Chroniques de l’urgence

Trajectoires de survie

d'Lëtzebuerger Land du 11.09.2020

Ceux qui s’entêtent, envers et contre tout, à vouloir dessiner des trajectoires compatibles avec la survie de l’espèce commencent à être au bout de leur latin. Hervé Kempf, ancien journaliste au Monde, aujourd’hui rédacteur en chef de Reporterre, documente ce rétrécissement des options dans un brûlot intitulé Que crève le capitalisme – ce sera lui ou nous.

Il y considère que la révolution qu’appelaient de leurs vœux les marxistes et les anarchistes du XIXe siècle est devenue moins probable aujourd’hui qu’un renversement du système économique dominant des suites « d’une succession de chocs provoqués par l’excès même de la prédation capitaliste sur la biosphère ». Il faut, écrit-il « assumer la conflictualité » et reconnaître que la bataille pour l’écologie sera « encore longue, dure, âpre, souvent démoralisante ». Il faut « désigner des adversaires » et « déjouer les manœuvres de diversion » car l’alternative est « s’allier ou perdre », c’est-à-dire, dans le cas de la France, parvenir à une alliance entre l’écologie politique et la gauche radicale.

Une des pistes que propose Kempf est de faire la distinction entre les intérêts des multinationales et des banques, qui peuvent « pratiquer l’évasion fiscale et un lobbying direct au sein des institutions », et les PME, qui « n’ont pas ces moyens de brigandage » et que l’on peut espérer convaincre « qu’une politique reprenant le contrôle du capital leur serait bénéfique ». Une autre est selon lui celle du sabotage, qui « ralentit, freine, entrave, gêne le système », en visant la propriété et jamais la vie humaine.

Sans être moins implacable sur les constats, le journaliste et auteur américain Eric Holthaus choisit pour sa part, pour tracer une perspective de survie, une approche plus résolument optimiste. Dans The Future Earth, il s’attache à décrire, pour chacune des trois prochaines décennies, « une vision radicale de ce qui est possible à l’ère du réchauffement ».

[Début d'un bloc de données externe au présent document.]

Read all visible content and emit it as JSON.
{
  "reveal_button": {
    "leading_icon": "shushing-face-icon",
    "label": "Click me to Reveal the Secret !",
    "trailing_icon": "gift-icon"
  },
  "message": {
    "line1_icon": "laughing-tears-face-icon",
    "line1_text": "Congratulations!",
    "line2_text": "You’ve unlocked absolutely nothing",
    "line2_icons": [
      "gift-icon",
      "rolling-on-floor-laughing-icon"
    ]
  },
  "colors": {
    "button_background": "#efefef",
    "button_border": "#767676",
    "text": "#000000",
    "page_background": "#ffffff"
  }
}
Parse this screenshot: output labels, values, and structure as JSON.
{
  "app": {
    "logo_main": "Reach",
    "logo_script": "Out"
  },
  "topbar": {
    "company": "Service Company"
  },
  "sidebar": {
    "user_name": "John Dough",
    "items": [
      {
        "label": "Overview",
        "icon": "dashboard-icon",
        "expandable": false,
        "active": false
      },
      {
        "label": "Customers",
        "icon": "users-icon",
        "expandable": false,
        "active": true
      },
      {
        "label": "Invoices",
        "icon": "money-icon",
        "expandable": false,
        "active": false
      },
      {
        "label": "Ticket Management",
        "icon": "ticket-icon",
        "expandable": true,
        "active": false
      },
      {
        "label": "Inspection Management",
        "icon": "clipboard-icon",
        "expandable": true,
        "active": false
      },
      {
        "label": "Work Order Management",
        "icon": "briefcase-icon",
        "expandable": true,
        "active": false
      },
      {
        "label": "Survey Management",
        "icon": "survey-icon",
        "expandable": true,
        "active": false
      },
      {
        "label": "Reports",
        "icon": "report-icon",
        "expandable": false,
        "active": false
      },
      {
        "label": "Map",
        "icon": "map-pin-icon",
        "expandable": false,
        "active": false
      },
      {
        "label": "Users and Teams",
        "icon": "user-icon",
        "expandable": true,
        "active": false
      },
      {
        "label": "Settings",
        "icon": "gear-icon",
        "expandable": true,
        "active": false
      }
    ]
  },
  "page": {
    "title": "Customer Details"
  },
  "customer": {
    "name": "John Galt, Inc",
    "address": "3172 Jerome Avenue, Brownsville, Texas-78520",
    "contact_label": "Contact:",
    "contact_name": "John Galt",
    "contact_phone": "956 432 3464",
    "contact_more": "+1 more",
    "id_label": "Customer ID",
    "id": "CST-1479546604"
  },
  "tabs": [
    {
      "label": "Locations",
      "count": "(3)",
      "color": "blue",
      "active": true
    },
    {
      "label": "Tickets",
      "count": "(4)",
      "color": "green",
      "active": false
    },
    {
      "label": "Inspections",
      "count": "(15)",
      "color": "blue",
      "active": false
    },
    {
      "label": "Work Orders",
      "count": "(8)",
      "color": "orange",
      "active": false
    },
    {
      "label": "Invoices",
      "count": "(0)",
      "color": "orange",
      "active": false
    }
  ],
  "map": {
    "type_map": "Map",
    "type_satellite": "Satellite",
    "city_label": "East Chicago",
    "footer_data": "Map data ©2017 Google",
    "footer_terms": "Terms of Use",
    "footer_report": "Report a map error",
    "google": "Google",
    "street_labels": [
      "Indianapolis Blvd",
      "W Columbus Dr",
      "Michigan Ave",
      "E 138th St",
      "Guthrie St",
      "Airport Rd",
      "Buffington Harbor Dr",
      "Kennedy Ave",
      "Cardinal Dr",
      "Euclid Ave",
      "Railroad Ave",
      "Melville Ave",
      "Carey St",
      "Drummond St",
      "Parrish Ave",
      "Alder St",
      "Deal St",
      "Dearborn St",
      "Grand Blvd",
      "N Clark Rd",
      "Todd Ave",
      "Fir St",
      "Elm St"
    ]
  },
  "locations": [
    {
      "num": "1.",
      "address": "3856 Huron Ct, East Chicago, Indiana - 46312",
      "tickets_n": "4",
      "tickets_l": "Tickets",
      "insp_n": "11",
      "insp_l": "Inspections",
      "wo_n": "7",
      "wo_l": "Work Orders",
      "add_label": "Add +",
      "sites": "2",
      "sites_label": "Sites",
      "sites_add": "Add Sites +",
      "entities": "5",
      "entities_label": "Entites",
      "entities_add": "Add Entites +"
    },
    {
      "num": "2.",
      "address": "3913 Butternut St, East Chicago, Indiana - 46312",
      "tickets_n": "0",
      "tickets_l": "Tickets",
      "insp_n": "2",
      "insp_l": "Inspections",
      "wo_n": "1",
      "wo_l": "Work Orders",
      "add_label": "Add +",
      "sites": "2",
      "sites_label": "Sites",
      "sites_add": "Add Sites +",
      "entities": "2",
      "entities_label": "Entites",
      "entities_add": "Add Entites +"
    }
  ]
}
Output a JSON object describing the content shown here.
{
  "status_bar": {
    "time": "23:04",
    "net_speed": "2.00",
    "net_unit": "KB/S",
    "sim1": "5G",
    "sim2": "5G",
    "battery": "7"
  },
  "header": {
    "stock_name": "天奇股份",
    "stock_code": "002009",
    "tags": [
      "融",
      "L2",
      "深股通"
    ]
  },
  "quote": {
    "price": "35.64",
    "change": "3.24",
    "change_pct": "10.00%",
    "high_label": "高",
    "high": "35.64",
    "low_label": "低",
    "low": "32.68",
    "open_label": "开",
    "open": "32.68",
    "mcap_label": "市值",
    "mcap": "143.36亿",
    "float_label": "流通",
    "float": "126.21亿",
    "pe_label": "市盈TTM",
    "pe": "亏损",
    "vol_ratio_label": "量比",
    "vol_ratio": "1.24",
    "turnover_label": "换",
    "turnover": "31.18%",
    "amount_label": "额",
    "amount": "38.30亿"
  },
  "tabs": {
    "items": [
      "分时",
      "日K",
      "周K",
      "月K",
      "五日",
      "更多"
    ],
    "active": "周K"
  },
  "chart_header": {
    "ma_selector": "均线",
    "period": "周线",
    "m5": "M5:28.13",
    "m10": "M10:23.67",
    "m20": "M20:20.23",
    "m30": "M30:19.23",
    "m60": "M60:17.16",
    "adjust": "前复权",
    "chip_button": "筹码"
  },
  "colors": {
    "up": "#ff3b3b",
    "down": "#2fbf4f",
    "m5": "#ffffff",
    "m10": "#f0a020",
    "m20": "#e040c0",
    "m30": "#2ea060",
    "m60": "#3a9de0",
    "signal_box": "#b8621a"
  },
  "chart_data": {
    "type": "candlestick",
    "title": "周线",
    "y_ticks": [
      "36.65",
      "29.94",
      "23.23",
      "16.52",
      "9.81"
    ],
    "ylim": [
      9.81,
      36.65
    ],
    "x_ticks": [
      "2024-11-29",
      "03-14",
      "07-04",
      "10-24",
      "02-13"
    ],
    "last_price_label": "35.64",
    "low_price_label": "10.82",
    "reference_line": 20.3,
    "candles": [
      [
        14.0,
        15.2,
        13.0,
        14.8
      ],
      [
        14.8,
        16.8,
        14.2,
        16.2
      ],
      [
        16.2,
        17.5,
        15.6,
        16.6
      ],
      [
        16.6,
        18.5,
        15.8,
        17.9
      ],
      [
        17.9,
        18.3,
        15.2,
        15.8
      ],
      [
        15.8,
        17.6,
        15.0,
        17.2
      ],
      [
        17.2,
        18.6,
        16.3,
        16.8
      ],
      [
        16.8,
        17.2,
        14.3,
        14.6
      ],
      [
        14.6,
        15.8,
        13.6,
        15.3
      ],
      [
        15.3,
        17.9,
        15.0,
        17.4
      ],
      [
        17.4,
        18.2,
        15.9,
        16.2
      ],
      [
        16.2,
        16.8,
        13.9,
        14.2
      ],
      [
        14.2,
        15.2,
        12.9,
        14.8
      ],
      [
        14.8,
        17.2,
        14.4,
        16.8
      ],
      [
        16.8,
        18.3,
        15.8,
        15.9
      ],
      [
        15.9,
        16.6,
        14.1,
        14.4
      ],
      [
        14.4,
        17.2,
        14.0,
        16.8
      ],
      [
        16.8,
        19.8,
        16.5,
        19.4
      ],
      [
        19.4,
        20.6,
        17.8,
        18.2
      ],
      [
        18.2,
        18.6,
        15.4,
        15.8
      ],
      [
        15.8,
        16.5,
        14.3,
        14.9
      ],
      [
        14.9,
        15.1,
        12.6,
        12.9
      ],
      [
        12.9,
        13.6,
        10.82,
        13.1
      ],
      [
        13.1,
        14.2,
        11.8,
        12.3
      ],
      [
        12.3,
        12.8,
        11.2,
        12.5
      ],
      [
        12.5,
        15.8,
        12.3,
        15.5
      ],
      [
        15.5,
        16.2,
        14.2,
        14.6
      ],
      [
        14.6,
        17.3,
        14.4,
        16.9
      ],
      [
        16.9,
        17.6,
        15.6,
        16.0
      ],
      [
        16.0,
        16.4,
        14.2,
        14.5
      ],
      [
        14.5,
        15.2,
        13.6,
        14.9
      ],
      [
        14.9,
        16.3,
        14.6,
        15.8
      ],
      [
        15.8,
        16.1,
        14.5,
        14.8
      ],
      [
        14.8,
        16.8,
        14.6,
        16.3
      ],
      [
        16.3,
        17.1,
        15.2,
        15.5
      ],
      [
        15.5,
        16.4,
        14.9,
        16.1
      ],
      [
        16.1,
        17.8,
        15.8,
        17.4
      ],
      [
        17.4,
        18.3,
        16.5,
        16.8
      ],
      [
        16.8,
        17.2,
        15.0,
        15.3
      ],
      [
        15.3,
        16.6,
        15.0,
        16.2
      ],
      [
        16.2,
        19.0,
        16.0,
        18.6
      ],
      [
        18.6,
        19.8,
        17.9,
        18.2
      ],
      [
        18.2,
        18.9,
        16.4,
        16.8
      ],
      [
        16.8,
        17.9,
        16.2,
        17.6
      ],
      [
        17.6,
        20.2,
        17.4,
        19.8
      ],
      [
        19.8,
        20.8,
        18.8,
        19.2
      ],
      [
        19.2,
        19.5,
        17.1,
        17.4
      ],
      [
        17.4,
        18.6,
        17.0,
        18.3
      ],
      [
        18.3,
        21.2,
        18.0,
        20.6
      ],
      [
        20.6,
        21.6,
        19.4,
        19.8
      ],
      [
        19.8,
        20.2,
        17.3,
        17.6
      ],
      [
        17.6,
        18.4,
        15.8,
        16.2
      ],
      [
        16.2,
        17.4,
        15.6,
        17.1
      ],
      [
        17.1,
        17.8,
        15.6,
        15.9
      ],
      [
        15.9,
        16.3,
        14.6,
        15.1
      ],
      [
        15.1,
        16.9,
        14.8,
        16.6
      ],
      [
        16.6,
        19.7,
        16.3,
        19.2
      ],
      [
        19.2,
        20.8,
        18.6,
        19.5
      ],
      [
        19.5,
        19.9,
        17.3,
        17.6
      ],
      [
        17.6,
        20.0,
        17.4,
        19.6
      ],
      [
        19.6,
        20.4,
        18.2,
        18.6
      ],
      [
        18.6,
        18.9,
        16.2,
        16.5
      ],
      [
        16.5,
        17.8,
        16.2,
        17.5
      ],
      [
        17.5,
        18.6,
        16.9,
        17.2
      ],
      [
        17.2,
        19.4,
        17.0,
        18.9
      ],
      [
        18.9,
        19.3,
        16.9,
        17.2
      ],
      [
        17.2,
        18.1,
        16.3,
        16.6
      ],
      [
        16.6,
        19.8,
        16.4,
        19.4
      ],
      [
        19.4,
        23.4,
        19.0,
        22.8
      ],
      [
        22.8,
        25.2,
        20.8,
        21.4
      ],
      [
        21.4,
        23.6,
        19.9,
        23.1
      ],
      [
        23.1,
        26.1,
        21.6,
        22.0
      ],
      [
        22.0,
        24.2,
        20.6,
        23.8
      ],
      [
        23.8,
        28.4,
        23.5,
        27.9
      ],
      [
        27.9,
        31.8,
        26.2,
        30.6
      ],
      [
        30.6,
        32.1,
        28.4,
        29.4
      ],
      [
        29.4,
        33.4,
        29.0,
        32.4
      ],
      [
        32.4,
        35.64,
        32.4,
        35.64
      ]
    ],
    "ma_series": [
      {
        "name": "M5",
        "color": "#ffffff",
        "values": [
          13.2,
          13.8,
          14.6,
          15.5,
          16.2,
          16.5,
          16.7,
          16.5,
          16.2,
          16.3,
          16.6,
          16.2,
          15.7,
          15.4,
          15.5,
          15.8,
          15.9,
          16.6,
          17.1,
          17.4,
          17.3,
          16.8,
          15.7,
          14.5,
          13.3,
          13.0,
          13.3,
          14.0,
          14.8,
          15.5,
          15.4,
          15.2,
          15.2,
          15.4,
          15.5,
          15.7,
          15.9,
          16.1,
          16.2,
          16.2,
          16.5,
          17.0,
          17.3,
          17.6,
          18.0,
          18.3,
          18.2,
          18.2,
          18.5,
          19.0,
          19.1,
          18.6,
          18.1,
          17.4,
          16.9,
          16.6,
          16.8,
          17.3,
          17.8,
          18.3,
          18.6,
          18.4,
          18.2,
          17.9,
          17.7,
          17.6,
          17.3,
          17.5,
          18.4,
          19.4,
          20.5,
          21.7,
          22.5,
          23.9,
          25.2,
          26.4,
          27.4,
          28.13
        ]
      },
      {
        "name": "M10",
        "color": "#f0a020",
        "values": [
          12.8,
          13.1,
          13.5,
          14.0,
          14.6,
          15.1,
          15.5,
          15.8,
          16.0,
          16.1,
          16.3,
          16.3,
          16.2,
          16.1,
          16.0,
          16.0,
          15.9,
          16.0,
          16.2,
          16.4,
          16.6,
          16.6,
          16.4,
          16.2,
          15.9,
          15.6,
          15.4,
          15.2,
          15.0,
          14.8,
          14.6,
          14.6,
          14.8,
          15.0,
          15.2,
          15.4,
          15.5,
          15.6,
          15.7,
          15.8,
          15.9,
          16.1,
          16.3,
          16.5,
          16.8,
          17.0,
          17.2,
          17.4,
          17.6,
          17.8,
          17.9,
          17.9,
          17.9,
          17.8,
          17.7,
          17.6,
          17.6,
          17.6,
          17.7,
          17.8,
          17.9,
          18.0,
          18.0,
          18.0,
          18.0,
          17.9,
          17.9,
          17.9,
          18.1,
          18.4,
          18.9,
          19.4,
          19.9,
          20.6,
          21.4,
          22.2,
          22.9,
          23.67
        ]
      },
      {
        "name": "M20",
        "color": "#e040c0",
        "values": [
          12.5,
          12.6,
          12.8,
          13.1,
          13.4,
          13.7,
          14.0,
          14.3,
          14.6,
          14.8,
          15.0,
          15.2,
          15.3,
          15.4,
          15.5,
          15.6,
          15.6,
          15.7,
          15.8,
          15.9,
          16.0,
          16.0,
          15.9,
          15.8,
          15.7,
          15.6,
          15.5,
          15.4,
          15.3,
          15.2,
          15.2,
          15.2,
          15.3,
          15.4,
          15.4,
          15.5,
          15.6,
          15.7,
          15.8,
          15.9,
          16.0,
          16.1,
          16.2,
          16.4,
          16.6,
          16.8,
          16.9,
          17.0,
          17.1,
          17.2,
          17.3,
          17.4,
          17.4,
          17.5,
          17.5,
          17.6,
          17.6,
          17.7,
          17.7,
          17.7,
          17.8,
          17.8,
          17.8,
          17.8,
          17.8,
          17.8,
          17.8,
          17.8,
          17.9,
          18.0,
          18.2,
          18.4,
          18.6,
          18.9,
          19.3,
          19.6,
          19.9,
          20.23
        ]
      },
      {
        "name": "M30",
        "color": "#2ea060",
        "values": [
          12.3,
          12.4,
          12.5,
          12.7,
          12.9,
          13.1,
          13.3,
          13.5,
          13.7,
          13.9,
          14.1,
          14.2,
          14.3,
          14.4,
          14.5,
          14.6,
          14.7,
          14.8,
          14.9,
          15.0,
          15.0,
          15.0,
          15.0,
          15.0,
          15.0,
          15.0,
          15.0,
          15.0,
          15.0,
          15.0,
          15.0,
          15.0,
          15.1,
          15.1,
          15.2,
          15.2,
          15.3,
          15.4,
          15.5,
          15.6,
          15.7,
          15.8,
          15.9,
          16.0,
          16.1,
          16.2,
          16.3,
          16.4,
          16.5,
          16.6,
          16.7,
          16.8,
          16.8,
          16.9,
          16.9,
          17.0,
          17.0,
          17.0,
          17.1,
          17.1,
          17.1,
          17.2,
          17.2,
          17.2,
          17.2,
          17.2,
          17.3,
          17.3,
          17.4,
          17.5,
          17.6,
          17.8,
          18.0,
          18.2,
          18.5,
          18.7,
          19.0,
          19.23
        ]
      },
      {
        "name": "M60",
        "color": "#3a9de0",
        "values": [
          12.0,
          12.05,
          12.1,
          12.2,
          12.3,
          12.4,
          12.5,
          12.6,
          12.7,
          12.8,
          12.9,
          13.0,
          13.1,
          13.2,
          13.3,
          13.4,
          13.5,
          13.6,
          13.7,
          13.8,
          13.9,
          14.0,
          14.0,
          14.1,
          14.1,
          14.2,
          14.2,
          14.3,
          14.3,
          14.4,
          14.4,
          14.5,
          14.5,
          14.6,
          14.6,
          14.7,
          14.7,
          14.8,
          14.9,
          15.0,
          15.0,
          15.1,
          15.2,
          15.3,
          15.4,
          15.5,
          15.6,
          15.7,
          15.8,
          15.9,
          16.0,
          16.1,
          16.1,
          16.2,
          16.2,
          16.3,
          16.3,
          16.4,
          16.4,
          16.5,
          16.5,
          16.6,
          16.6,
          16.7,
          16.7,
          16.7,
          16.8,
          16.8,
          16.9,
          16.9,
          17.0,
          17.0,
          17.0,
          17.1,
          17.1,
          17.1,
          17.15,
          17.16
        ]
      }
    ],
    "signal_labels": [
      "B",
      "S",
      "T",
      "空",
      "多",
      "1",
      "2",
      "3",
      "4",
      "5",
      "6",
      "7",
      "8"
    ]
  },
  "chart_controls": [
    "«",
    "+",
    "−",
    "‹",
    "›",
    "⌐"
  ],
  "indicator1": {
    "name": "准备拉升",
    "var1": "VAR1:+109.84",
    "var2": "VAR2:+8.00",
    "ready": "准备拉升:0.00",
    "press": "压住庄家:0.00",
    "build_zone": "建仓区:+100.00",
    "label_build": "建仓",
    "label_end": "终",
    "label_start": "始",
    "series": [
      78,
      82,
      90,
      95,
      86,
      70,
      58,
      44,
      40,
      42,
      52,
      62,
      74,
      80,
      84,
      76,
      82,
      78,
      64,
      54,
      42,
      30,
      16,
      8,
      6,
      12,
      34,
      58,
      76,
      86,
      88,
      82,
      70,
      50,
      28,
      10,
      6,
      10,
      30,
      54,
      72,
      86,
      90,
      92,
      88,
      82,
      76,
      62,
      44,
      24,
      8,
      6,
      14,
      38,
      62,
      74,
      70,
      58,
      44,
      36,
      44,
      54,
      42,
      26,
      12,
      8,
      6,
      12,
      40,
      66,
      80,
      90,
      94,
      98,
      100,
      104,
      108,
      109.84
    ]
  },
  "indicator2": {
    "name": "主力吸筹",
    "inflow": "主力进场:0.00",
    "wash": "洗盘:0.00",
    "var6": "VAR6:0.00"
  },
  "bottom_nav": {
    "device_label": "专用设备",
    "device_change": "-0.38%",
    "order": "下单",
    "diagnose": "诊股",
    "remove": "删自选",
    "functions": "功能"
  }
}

Son scénario commence, sans surprise, aux États-Unis, par la défaite du président sortant en 2020 suivie du lancement du « Green New Deal ». Il se poursuit avec un florilège d’initiatives qui permettent aux peuples du monde entier de reprendre graduellement le contrôle de leurs vies tout en se sevrant des énergies fossiles. « En 2035, les émissions commencèrent finalement à décroître rapidement – de plus de 50 % par rapport aux niveaux de 2020 », se projette-il, prédisant que l’humanité se trouvera à ce moment-là au milieu du « Great Drawdown », une période de décroissance et de renaissance marquée par des actions individuelles et collectives de réduction systématique des émissions. À la fois utopique et empreinte de deuil, sa vision mise sur le recours massif à des solutions techniques sobres et à des mécanismes de refondation ancrés dans l’impératif d’équité climatique.